Вы здесь

Книга цвета пустыни накануне дождя. III (Евфраим Непойман)

III

Моим глазам предстали небольшие, одинакового размера листочки с тёмной поверхностью, сильно поцарапанной, видимо, от частого употребления.

– Бери три, – сказал мой новый знакомый. Я взял три с самого верха. Листочки оказались довольно плотными, будто бы были сделаны из кожи, но очень тонкой, или бумаги, но очень толстой. С обратной стороны на листочках оказались фигурки, одинаковые на каждом листочке, но отличавшиеся от фигурок на других. Количество фигурок тоже не совпадало: на одном листочке было 7 стрел, на другом 4 щита, на третьем же были изображены следы лап в количестве 5 штук.

– Теперь считай.

Я догадался, что нужно пересчитать все фигурки, довольно быстро, как мне казалось, справился с этим и объявил:

– Шестнадцать!

Кто-то гоготнул, остальные тоже оживились, но тот, кто учил меня игре, был предельно серьёзен и снисходителен:

– Хорошо, только в следующий раз оставь эти знания при себе. И старайся никому не показывать свои карты. Итак, тебе нужно набрать 21 знак. Есть шесть разных семей, но в этой игре они не важны. Ну то есть не важно, какая именно семья. У каждой семьи может быть самое большое семь знаков. Ты можешь брать сколько угодно карт, но если у тебя окажется больше, чем 21, то ты проиграл. Ты выигрываешь, если наберёшь больше меня. Играть может любой, кто поставит монету против моей. Но сначала давай научим тебя, тяни ещё карту смелее, ты же ничего не проигрываешь!

Я взял ещё карту, там снова были лапы, но теперь их было только четыре. Я сосчитал, что у меня теперь 20 знаков и понял, что если не вытащу карту больше, чем с одним знаком, то проиграю, однако, мне было интересно, какие же ещё могут попасться картинки, и я взял ещё одну. На ней была изображена одна большая фигура, с равными сторонами, но не квадратная, а вытянутая, несколько тонких линий разрезали фигуру сверху до низу, переламываясь в середине. Я некоторое время завороженно смотрел на тёмную фигуру, а потом показал её всем и спросил:

– А что это… нарисовано?

– Это кристалл, семья учёных.

– Ааа… Получается, это один кристалл, да?

– Ну да.

– Ну тогда я выиграл, у меня 21.

– Вообще-то ты выигрываешь, если у меня будет меньше… Ну или если я наберу больше, чем 21, – объяснил учитель карт. – Но ладно, давай попробуем ещё раз, я вижу, ты быстро учишься.

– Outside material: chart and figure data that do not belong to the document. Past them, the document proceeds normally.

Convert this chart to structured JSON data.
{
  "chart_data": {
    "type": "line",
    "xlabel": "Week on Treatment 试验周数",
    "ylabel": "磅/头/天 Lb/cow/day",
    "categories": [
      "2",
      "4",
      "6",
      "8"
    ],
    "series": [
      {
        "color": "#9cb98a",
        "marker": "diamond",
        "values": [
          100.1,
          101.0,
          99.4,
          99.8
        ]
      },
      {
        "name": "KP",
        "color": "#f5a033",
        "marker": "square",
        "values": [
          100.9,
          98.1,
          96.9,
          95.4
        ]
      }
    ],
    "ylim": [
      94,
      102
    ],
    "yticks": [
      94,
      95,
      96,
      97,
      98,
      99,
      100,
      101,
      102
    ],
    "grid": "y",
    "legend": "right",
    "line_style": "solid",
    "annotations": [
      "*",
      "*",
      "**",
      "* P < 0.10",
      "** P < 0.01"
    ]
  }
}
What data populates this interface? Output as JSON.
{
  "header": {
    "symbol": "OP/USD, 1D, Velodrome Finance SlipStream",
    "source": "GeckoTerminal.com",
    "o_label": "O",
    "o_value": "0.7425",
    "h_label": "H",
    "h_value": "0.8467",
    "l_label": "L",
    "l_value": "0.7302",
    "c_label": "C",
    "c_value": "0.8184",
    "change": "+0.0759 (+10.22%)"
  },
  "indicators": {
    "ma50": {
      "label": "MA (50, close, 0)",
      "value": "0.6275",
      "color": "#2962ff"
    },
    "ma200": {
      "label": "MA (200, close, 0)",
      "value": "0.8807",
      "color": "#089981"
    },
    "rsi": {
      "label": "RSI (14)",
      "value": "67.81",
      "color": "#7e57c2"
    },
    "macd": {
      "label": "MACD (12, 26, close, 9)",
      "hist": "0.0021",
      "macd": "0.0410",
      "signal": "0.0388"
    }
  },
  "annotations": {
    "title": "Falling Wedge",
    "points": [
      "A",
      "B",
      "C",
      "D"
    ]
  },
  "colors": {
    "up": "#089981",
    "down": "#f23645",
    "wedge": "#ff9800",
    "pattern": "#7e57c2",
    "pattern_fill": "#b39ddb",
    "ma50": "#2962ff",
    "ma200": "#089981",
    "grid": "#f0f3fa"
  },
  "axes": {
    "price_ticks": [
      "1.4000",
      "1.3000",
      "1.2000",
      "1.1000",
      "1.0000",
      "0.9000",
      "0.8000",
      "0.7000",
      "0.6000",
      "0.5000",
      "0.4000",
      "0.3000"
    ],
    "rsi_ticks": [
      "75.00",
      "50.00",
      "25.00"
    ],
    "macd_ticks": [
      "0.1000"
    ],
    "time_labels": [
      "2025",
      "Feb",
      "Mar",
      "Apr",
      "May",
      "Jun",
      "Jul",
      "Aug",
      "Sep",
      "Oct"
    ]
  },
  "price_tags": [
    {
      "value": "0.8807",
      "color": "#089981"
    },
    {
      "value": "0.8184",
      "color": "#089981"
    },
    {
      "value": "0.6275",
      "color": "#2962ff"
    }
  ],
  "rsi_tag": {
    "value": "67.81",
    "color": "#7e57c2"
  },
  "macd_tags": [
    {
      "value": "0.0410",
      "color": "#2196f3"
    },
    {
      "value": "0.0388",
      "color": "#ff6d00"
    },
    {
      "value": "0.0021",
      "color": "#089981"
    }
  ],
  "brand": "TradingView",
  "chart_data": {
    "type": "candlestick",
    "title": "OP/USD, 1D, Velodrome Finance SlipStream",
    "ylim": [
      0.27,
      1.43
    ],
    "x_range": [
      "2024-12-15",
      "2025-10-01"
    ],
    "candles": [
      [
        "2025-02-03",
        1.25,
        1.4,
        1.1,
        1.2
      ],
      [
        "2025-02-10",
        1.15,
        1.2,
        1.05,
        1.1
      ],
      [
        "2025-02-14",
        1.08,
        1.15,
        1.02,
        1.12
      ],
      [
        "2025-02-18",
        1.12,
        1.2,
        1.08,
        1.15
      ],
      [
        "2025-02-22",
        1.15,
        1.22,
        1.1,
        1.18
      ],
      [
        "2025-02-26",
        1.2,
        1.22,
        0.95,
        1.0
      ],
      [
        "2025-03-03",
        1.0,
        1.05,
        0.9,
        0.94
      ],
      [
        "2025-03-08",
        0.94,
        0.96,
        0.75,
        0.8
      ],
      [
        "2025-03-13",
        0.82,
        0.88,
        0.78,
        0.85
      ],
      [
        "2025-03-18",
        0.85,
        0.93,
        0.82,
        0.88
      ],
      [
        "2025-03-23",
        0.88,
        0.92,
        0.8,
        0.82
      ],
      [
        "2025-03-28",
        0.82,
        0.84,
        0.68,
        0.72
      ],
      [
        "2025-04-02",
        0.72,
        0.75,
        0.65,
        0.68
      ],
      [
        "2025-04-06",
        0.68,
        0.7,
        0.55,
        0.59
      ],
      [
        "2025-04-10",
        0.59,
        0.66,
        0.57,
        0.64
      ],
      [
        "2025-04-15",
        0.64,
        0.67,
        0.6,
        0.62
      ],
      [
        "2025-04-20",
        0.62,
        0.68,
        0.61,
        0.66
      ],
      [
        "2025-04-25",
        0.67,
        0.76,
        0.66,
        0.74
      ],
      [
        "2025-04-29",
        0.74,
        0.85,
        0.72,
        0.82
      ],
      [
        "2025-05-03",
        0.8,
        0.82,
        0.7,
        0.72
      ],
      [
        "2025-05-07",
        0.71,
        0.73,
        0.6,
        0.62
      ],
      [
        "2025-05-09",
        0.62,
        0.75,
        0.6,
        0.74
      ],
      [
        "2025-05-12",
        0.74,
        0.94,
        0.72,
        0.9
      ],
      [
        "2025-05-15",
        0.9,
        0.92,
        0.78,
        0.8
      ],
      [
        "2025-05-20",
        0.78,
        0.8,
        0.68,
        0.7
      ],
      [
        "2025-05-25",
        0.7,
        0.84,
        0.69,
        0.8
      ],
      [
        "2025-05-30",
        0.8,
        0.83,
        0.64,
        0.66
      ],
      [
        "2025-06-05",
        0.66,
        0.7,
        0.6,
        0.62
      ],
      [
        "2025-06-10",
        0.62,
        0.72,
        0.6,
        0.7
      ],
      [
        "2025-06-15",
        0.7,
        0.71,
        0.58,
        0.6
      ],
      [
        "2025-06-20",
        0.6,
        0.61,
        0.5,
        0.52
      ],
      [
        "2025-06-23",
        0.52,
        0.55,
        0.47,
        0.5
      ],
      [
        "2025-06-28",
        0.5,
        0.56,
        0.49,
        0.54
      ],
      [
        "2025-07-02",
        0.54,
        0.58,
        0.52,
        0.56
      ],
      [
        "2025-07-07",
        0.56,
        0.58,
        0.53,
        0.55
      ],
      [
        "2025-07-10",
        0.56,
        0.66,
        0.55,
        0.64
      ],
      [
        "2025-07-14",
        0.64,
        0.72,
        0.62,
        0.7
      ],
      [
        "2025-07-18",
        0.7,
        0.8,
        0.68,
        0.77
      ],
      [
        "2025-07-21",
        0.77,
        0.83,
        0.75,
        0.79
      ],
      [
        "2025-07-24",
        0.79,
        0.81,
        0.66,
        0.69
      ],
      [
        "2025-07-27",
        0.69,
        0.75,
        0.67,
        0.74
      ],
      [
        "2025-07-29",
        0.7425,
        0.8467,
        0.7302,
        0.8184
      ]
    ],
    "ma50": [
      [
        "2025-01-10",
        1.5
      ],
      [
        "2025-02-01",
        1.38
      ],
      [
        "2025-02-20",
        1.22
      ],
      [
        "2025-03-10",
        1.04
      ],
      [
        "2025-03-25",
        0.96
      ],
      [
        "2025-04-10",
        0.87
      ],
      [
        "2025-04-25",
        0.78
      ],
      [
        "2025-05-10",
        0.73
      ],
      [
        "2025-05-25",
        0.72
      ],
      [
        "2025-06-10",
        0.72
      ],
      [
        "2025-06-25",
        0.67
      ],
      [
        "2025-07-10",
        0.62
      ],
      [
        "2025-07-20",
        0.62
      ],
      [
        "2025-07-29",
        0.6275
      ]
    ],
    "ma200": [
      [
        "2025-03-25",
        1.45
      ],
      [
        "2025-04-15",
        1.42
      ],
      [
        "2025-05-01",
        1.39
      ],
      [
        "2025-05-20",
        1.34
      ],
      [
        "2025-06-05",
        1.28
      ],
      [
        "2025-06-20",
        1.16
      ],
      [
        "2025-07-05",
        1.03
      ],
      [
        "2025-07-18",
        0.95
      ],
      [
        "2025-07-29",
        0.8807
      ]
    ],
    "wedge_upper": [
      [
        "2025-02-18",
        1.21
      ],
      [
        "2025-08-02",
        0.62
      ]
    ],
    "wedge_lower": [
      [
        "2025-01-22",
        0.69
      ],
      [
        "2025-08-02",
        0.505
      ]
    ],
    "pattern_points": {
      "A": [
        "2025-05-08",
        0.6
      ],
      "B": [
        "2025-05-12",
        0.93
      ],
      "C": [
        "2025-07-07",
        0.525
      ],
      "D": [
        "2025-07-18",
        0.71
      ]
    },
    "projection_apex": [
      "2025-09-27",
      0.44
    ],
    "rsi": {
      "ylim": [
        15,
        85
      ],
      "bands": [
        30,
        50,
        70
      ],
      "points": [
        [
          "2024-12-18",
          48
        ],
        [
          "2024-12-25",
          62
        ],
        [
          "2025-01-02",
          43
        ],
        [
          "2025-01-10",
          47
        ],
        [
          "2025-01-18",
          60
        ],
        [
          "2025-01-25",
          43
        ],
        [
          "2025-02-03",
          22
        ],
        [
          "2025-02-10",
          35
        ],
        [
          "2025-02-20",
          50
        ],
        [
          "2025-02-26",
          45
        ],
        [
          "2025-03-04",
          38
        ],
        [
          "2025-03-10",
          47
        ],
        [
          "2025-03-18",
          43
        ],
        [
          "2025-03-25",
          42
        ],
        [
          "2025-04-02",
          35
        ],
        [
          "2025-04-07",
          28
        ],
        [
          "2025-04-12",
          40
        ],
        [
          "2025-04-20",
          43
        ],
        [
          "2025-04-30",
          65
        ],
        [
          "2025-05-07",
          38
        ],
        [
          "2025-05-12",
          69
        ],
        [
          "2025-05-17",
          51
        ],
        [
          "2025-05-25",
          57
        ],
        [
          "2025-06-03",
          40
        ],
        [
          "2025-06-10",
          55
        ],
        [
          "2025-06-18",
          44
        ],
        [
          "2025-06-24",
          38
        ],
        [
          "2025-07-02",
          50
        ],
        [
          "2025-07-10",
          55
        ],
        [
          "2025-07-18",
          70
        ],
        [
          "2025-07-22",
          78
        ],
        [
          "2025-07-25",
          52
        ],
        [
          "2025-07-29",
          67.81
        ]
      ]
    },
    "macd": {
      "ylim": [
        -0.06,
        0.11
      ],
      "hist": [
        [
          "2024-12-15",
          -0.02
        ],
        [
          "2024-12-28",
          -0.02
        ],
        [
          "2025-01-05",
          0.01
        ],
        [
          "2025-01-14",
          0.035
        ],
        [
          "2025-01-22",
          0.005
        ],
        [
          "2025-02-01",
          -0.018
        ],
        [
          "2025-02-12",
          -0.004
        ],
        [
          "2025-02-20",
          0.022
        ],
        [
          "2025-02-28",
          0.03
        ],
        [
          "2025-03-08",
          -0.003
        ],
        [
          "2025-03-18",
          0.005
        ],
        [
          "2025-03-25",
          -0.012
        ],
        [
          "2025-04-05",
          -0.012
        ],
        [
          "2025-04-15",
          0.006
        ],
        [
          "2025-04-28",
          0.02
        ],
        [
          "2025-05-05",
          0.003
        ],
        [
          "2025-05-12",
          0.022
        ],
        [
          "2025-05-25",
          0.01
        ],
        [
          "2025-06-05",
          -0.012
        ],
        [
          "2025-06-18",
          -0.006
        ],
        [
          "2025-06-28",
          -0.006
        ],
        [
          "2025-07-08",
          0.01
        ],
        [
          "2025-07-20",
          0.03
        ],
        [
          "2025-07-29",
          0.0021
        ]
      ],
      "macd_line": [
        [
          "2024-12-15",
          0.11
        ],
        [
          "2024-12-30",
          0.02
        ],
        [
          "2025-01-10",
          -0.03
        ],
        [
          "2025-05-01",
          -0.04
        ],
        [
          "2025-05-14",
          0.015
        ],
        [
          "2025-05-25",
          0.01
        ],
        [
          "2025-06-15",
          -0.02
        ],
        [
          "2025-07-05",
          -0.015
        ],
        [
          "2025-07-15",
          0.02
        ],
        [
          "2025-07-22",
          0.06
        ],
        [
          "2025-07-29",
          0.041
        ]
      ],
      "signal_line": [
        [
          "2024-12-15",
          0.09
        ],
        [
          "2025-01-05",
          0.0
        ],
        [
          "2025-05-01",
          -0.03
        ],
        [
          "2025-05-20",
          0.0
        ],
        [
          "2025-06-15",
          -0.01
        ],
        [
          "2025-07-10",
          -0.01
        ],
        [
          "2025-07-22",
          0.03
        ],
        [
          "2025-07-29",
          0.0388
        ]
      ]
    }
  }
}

Он собрал с табурета карты, я отдал свои, некоторое время он их перемешивал, перекладывая часть из одной руки в другую, таким образом, что увидеть значки на картах было невозможно, потом протянул мне руку, в которой лежали все карты одной ровной кучкой. Я взял три карты сверху, он почему-то глубоко вздохнул, положил оставшуюся кучку на табурет и сам взял три карты.

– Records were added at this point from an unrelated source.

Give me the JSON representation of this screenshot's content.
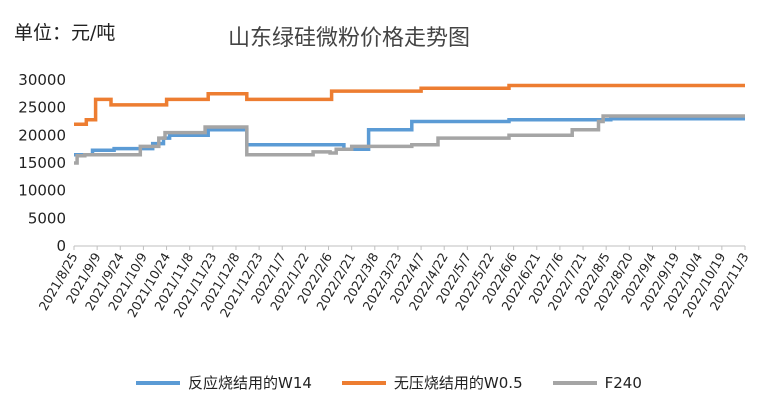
{
  "unit_label": "单位：元/吨",
  "chart_data": {
    "type": "line",
    "title": "山东绿硅微粉价格走势图",
    "ylabel": "单位：元/吨",
    "xlabel": "",
    "ylim": [
      0,
      30000
    ],
    "yticks": [
      0,
      5000,
      10000,
      15000,
      20000,
      25000,
      30000
    ],
    "x_ticks": [
      "2021/8/25",
      "2021/9/9",
      "2021/9/24",
      "2021/10/9",
      "2021/10/24",
      "2021/11/8",
      "2021/11/23",
      "2021/12/8",
      "2021/12/23",
      "2022/1/7",
      "2022/1/22",
      "2022/2/6",
      "2022/2/21",
      "2022/3/8",
      "2022/3/23",
      "2022/4/7",
      "2022/4/22",
      "2022/5/7",
      "2022/5/22",
      "2022/6/6",
      "2022/6/21",
      "2022/7/6",
      "2022/7/21",
      "2022/8/5",
      "2022/8/20",
      "2022/9/4",
      "2022/9/19",
      "2022/10/4",
      "2022/10/19",
      "2022/11/3"
    ],
    "grid": false,
    "legend_position": "bottom",
    "series": [
      {
        "name": "反应烧结用的W14",
        "color": "#5B9BD5",
        "points": [
          [
            "2021/8/25",
            16500
          ],
          [
            "2021/9/6",
            17300
          ],
          [
            "2021/9/20",
            17600
          ],
          [
            "2021/10/15",
            18500
          ],
          [
            "2021/10/22",
            19500
          ],
          [
            "2021/10/26",
            20000
          ],
          [
            "2021/11/20",
            21000
          ],
          [
            "2021/12/15",
            18300
          ],
          [
            "2022/2/16",
            17500
          ],
          [
            "2022/3/4",
            21000
          ],
          [
            "2022/4/1",
            22500
          ],
          [
            "2022/6/3",
            22800
          ],
          [
            "2022/8/8",
            23000
          ],
          [
            "2022/11/3",
            23000
          ]
        ]
      },
      {
        "name": "无压烧结用的W0.5",
        "color": "#ED7D31",
        "points": [
          [
            "2021/8/25",
            22000
          ],
          [
            "2021/9/2",
            22800
          ],
          [
            "2021/9/8",
            26500
          ],
          [
            "2021/9/18",
            25500
          ],
          [
            "2021/10/24",
            26500
          ],
          [
            "2021/11/20",
            27500
          ],
          [
            "2021/12/15",
            26500
          ],
          [
            "2022/2/8",
            28000
          ],
          [
            "2022/4/7",
            28500
          ],
          [
            "2022/6/3",
            29000
          ],
          [
            "2022/11/3",
            29000
          ]
        ]
      },
      {
        "name": "F240",
        "color": "#A5A5A5",
        "points": [
          [
            "2021/8/25",
            15000
          ],
          [
            "2021/8/27",
            16300
          ],
          [
            "2021/9/1",
            16500
          ],
          [
            "2021/10/7",
            18000
          ],
          [
            "2021/10/19",
            19500
          ],
          [
            "2021/10/23",
            20500
          ],
          [
            "2021/11/18",
            21500
          ],
          [
            "2021/12/15",
            16500
          ],
          [
            "2022/1/27",
            17000
          ],
          [
            "2022/2/7",
            16800
          ],
          [
            "2022/2/11",
            17500
          ],
          [
            "2022/2/21",
            18000
          ],
          [
            "2022/4/1",
            18300
          ],
          [
            "2022/4/18",
            19500
          ],
          [
            "2022/6/3",
            20000
          ],
          [
            "2022/7/14",
            21000
          ],
          [
            "2022/7/31",
            22500
          ],
          [
            "2022/8/3",
            23500
          ],
          [
            "2022/11/3",
            23500
          ]
        ]
      }
    ]
  }
}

На всех трёх картах, оказавшихся у меня, было по три значка: 3 стрелы, 3 щита и 3 кубка. Я решил, что кубками обозначается семья виноделов, и потянулся, чтобы взять ещё сразу две карты, но оказалось, что две карты сразу брать нельзя: полагается делать это строго по очереди, чтобы каждый из игроков успевал подумать. Мне такое объяснение показалось странным, но я всё-таки отпустил нижнюю карту, которая тут же отправилась моему противнику. У меня же оказалась карта с тремя лапами, означающая, видимо, семью погонщиков и я по-прежнему гадал, какая же семья будет шестой.

Вряд ли это могли быть кузнецы – я не представлял себе ни многочисленную семью кузнеца, ни значок, которым бы можно было обозначить так, чтобы не перепутать с другими: например, молот для этого совершенно не годился. Впрочем, я не оставлял надежды, что шестым видом значков будут всё-таки молотки, тогда я бы мог считать, что изображена семья кузнецов, хотя, вероятнее всего, это означало бы семью плотников. Однако, на следующей карте я увидел трёх рыб. Ну, конечно, семьи рыбаков, наверняка, бывают очень многочисленны, не то что семьи кузнецов.

На следующей карте было три кристалла. О семьях учёных я ничего не знал и даже не мог предполагать, чем они могут зарабатывать себе на жизнь, кроме преподавания. От отца я слышал, что какие-то учёные пытаются воздействовать на железо, чтобы оно не ржавело или было прочнее, но о том, что у них случаются удачные попытки, отец не упоминал ни разу.

Итак, у меня в руках было шесть карт по три значка на каждой, и мне не хватало как раз ещё трёх до 21. Мне было понятно, что три значка я уже не вытащу – все они были у меня в руках, – значит, мне нужно взять сначала два, а потом ещё один, но также я понимал, что, скорее всего, я вытащу что-нибудь от четырёх до семи. Одновременно с этим я был уверен, что 18 – это совсем мало, это верное поражение, и у моего соперника, наверняка, уже больше – вон он какой довольный сидит! Он тут же подмигнул мне и спросил:

– Ну что?

Я выдохнул, и, почему-то стараясь не глядеть на стопку карт, взял ещё одну, там оказалось две рыбины.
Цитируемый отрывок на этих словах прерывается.